DR. KANTER: If they see me, they can use it each week or every other week. We’ve had a couple of patients who have done that. The majority right now, come and use it for their first trial, maybe come for a second trial, with the intention that they’ll get it on their own and integrate it into their home program. Or they will find a local PT who either will get it, or has it, or something similar. My dream is that many PT’s out there, would have the NewGait, so that we can do the trial and then say, “Go to a therapist who can utilize the NewGait to perform their exercises with.” Ultimately, I do believe getting it for a home based program is really what would make the biggest difference. It’s not an expensive product in the big picture of rehabilitation modalities. Like I have said, there are other hip flexion products out there, some are reasonably priced, and some are not. The NewGait has variability that the others actually don’t. Technological based FPS products for people with MS to help them walk are thousands of dollars. A neural based approach would be to incorporate this device and supplement it with a musculoskeletal and strengthening program.
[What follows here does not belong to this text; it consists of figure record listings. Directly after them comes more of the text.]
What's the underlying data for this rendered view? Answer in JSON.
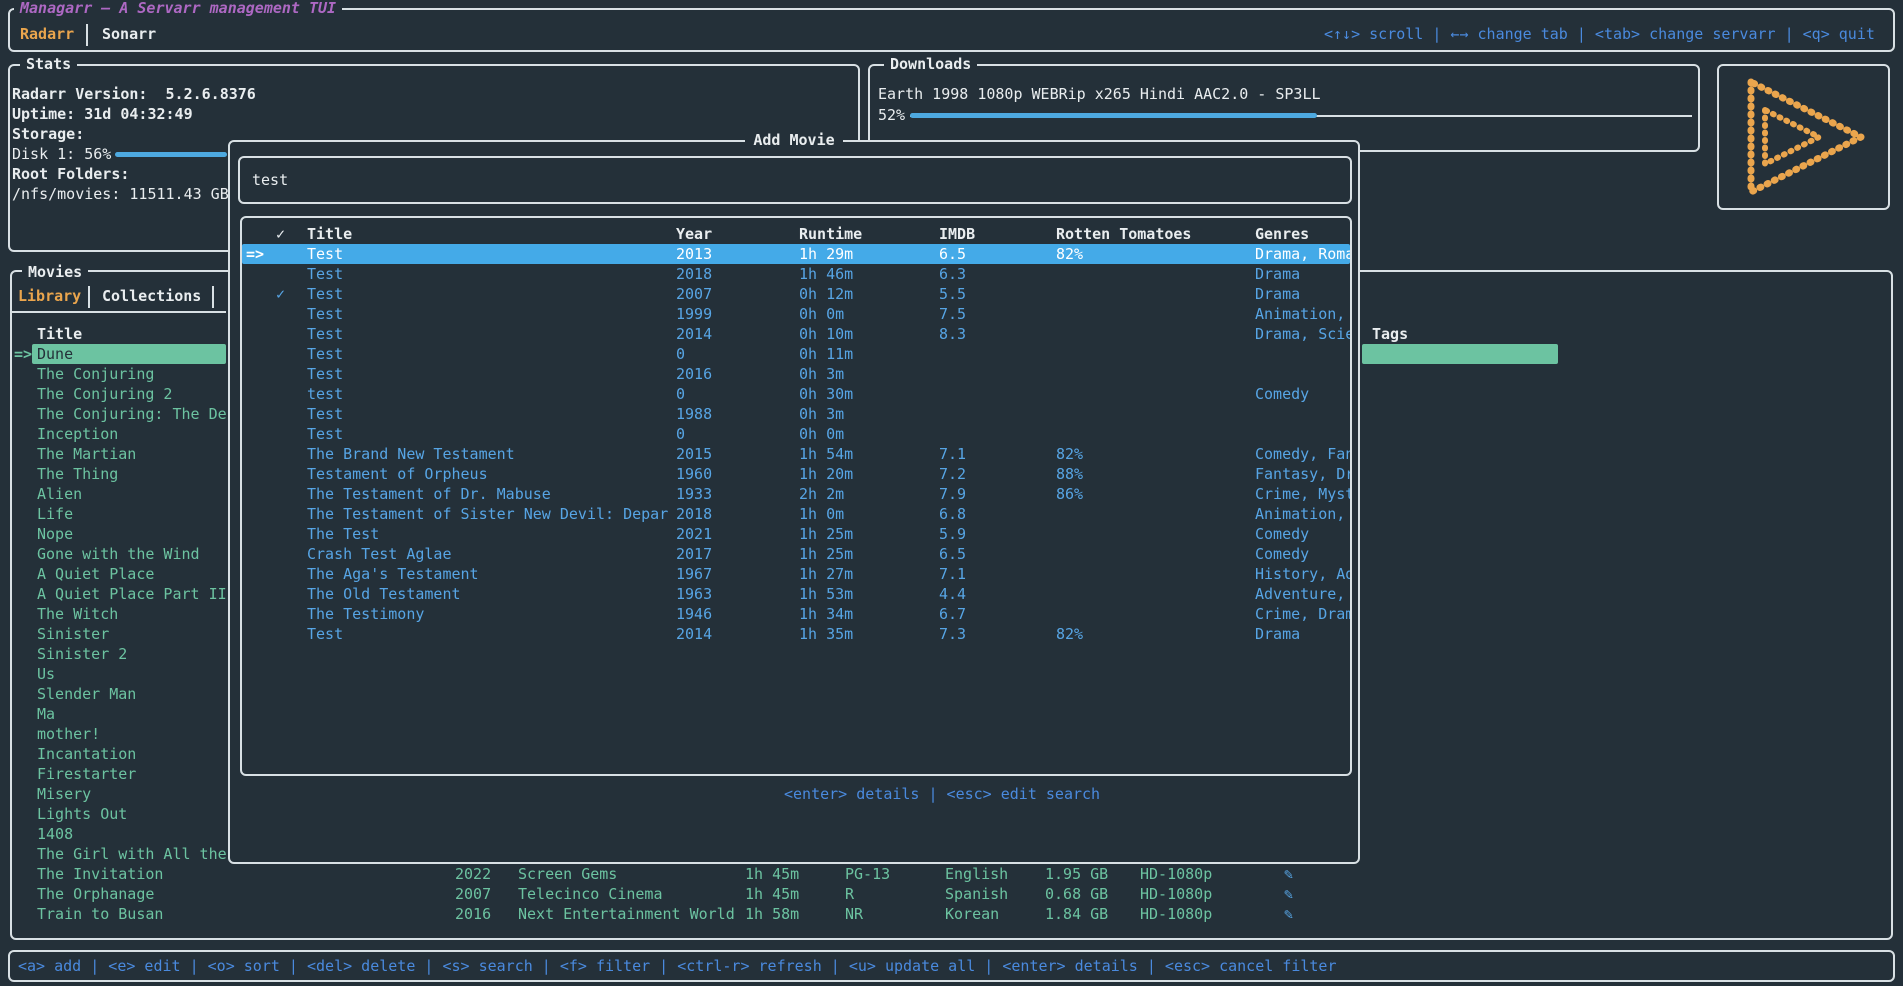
{
  "colors": {
    "background": "#243039",
    "border": "#d8e0e4",
    "text_primary": "#e9edef",
    "text_blue": "#57a5e5",
    "help_blue": "#4a8ade",
    "selection_blue": "#44aae8",
    "accent_teal": "#6cc3a1",
    "accent_orange": "#eaa54d",
    "brand_purple": "#ad68c3",
    "progress_blue": "#4da9e0"
  },
  "app": {
    "title": "Managarr – A Servarr management TUI",
    "tabs": [
      {
        "label": "Radarr"
      },
      {
        "label": "Sonarr"
      }
    ],
    "tab_separator": "|",
    "global_help": "<↑↓> scroll | ←→ change tab | <tab> change servarr | <q> quit"
  },
  "stats": {
    "panel_title": "Stats",
    "version_line": "Radarr Version:  5.2.6.8376",
    "uptime_line": "Uptime: 31d 04:32:49",
    "storage_label": "Storage:",
    "disk_line": "Disk 1: 56%",
    "disk_percent": 56,
    "root_folders_label": "Root Folders:",
    "root_folder_line": "/nfs/movies: 11511.43 GB"
  },
  "downloads": {
    "panel_title": "Downloads",
    "item_title": "Earth 1998 1080p WEBRip x265 Hindi AAC2.0 - SP3LL",
    "percent_label": "52%",
    "percent": 52
  },
  "movies_panel": {
    "panel_title": "Movies",
    "tabs": [
      {
        "label": "Library"
      },
      {
        "label": "Collections"
      }
    ],
    "tab_separator": "|",
    "list_header": "Title",
    "tags_header": "Tags",
    "selection_marker": "=>",
    "selected_index": 0,
    "items": [
      "Dune",
      "The Conjuring",
      "The Conjuring 2",
      "The Conjuring: The De",
      "Inception",
      "The Martian",
      "The Thing",
      "Alien",
      "Life",
      "Nope",
      "Gone with the Wind",
      "A Quiet Place",
      "A Quiet Place Part II",
      "The Witch",
      "Sinister",
      "Sinister 2",
      "Us",
      "Slender Man",
      "Ma",
      "mother!",
      "Incantation",
      "Firestarter",
      "Misery",
      "Lights Out",
      "1408",
      "The Girl with All the",
      "The Invitation",
      "The Orphanage",
      "Train to Busan"
    ],
    "detail_rows": [
      {
        "year": "2022",
        "studio": "Screen Gems",
        "runtime": "1h 45m",
        "certification": "PG-13",
        "language": "English",
        "size": "1.95 GB",
        "quality": "HD-1080p",
        "edit_icon": "✎"
      },
      {
        "year": "2007",
        "studio": "Telecinco Cinema",
        "runtime": "1h 45m",
        "certification": "R",
        "language": "Spanish",
        "size": "0.68 GB",
        "quality": "HD-1080p",
        "edit_icon": "✎"
      },
      {
        "year": "2016",
        "studio": "Next Entertainment World",
        "runtime": "1h 58m",
        "certification": "NR",
        "language": "Korean",
        "size": "1.84 GB",
        "quality": "HD-1080p",
        "edit_icon": "✎"
      }
    ]
  },
  "add_movie_modal": {
    "title": "Add Movie",
    "search_value": "test",
    "help": "<enter> details | <esc> edit search",
    "selection_marker": "=>",
    "checkmark": "✓",
    "table": {
      "headers": [
        "✓",
        "Title",
        "Year",
        "Runtime",
        "IMDB",
        "Rotten Tomatoes",
        "Genres"
      ],
      "rows": [
        {
          "selected": true,
          "checked": false,
          "title": "Test",
          "year": "2013",
          "runtime": "1h 29m",
          "imdb": "6.5",
          "rotten_tomatoes": "82%",
          "genres": "Drama, Romance"
        },
        {
          "selected": false,
          "checked": false,
          "title": "Test",
          "year": "2018",
          "runtime": "1h 46m",
          "imdb": "6.3",
          "rotten_tomatoes": "",
          "genres": "Drama"
        },
        {
          "selected": false,
          "checked": true,
          "title": "Test",
          "year": "2007",
          "runtime": "0h 12m",
          "imdb": "5.5",
          "rotten_tomatoes": "",
          "genres": "Drama"
        },
        {
          "selected": false,
          "checked": false,
          "title": "Test",
          "year": "1999",
          "runtime": "0h 0m",
          "imdb": "7.5",
          "rotten_tomatoes": "",
          "genres": "Animation, Drama"
        },
        {
          "selected": false,
          "checked": false,
          "title": "Test",
          "year": "2014",
          "runtime": "0h 10m",
          "imdb": "8.3",
          "rotten_tomatoes": "",
          "genres": "Drama, Science Fiction"
        },
        {
          "selected": false,
          "checked": false,
          "title": "Test",
          "year": "0",
          "runtime": "0h 11m",
          "imdb": "",
          "rotten_tomatoes": "",
          "genres": ""
        },
        {
          "selected": false,
          "checked": false,
          "title": "Test",
          "year": "2016",
          "runtime": "0h 3m",
          "imdb": "",
          "rotten_tomatoes": "",
          "genres": ""
        },
        {
          "selected": false,
          "checked": false,
          "title": "test",
          "year": "0",
          "runtime": "0h 30m",
          "imdb": "",
          "rotten_tomatoes": "",
          "genres": "Comedy"
        },
        {
          "selected": false,
          "checked": false,
          "title": "Test",
          "year": "1988",
          "runtime": "0h 3m",
          "imdb": "",
          "rotten_tomatoes": "",
          "genres": ""
        },
        {
          "selected": false,
          "checked": false,
          "title": "Test",
          "year": "0",
          "runtime": "0h 0m",
          "imdb": "",
          "rotten_tomatoes": "",
          "genres": ""
        },
        {
          "selected": false,
          "checked": false,
          "title": "The Brand New Testament",
          "year": "2015",
          "runtime": "1h 54m",
          "imdb": "7.1",
          "rotten_tomatoes": "82%",
          "genres": "Comedy, Fantasy"
        },
        {
          "selected": false,
          "checked": false,
          "title": "Testament of Orpheus",
          "year": "1960",
          "runtime": "1h 20m",
          "imdb": "7.2",
          "rotten_tomatoes": "88%",
          "genres": "Fantasy, Drama"
        },
        {
          "selected": false,
          "checked": false,
          "title": "The Testament of Dr. Mabuse",
          "year": "1933",
          "runtime": "2h 2m",
          "imdb": "7.9",
          "rotten_tomatoes": "86%",
          "genres": "Crime, Mystery, Thriller"
        },
        {
          "selected": false,
          "checked": false,
          "title": "The Testament of Sister New Devil: Depar",
          "year": "2018",
          "runtime": "1h 0m",
          "imdb": "6.8",
          "rotten_tomatoes": "",
          "genres": "Animation, Action, Romance"
        },
        {
          "selected": false,
          "checked": false,
          "title": "The Test",
          "year": "2021",
          "runtime": "1h 25m",
          "imdb": "5.9",
          "rotten_tomatoes": "",
          "genres": "Comedy"
        },
        {
          "selected": false,
          "checked": false,
          "title": "Crash Test Aglae",
          "year": "2017",
          "runtime": "1h 25m",
          "imdb": "6.5",
          "rotten_tomatoes": "",
          "genres": "Comedy"
        },
        {
          "selected": false,
          "checked": false,
          "title": "The Aga's Testament",
          "year": "1967",
          "runtime": "1h 27m",
          "imdb": "7.1",
          "rotten_tomatoes": "",
          "genres": "History, Adventure"
        },
        {
          "selected": false,
          "checked": false,
          "title": "The Old Testament",
          "year": "1963",
          "runtime": "1h 53m",
          "imdb": "4.4",
          "rotten_tomatoes": "",
          "genres": "Adventure, History, Drama"
        },
        {
          "selected": false,
          "checked": false,
          "title": "The Testimony",
          "year": "1946",
          "runtime": "1h 34m",
          "imdb": "6.7",
          "rotten_tomatoes": "",
          "genres": "Crime, Drama"
        },
        {
          "selected": false,
          "checked": false,
          "title": "Test",
          "year": "2014",
          "runtime": "1h 35m",
          "imdb": "7.3",
          "rotten_tomatoes": "82%",
          "genres": "Drama"
        }
      ]
    }
  },
  "bottom_help": {
    "text": "<a> add | <e> edit | <o> sort | <del> delete | <s> search | <f> filter | <ctrl-r> refresh | <u> update all | <enter> details | <esc> cancel filter"
  }
}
But if they only do the strengthening program, and don’t do the neural based program, then they miss out. I hope if anything that patients therapists gain from this conversation, is to get a neuro based closed-chain, standing program, and if they have hip flexion weakness, then incorporate this device. My role at the IMSMP is to try to gain a network of therapists who are willing to accept referrals for patients with MS. After I see them and develop a plan of care, I’m looking to pass them on because I can’t see them locally. The network was created for people who are in wellness and rehab, medicine, nursing, or social work, who want to get referrals from myself and our practice, to work collaboratively. I’m still looking for any physical therapists, occupational therapists, and wellness professionals who are looking for people to get referrals from people with MS. Let me know and we’ll speak and hopefully get you on the network list. They can contact me directly, email is probably easiest at firstname.lastname@example.org. If you go to the International Multiple Sclerosis Management Practice site, you’ll be able to call the number there. We’ve had good stuff so I’m looking forward to getting the word out there.
Dr. Stephen Kanter has a vast resumé and is an avid NewGait Fitter at the International Multiple Sclerosis Management Practice where he is the Director of Rehab Services. In the interview, Dr. Kanter reflects on his “Dream” for the NewGait.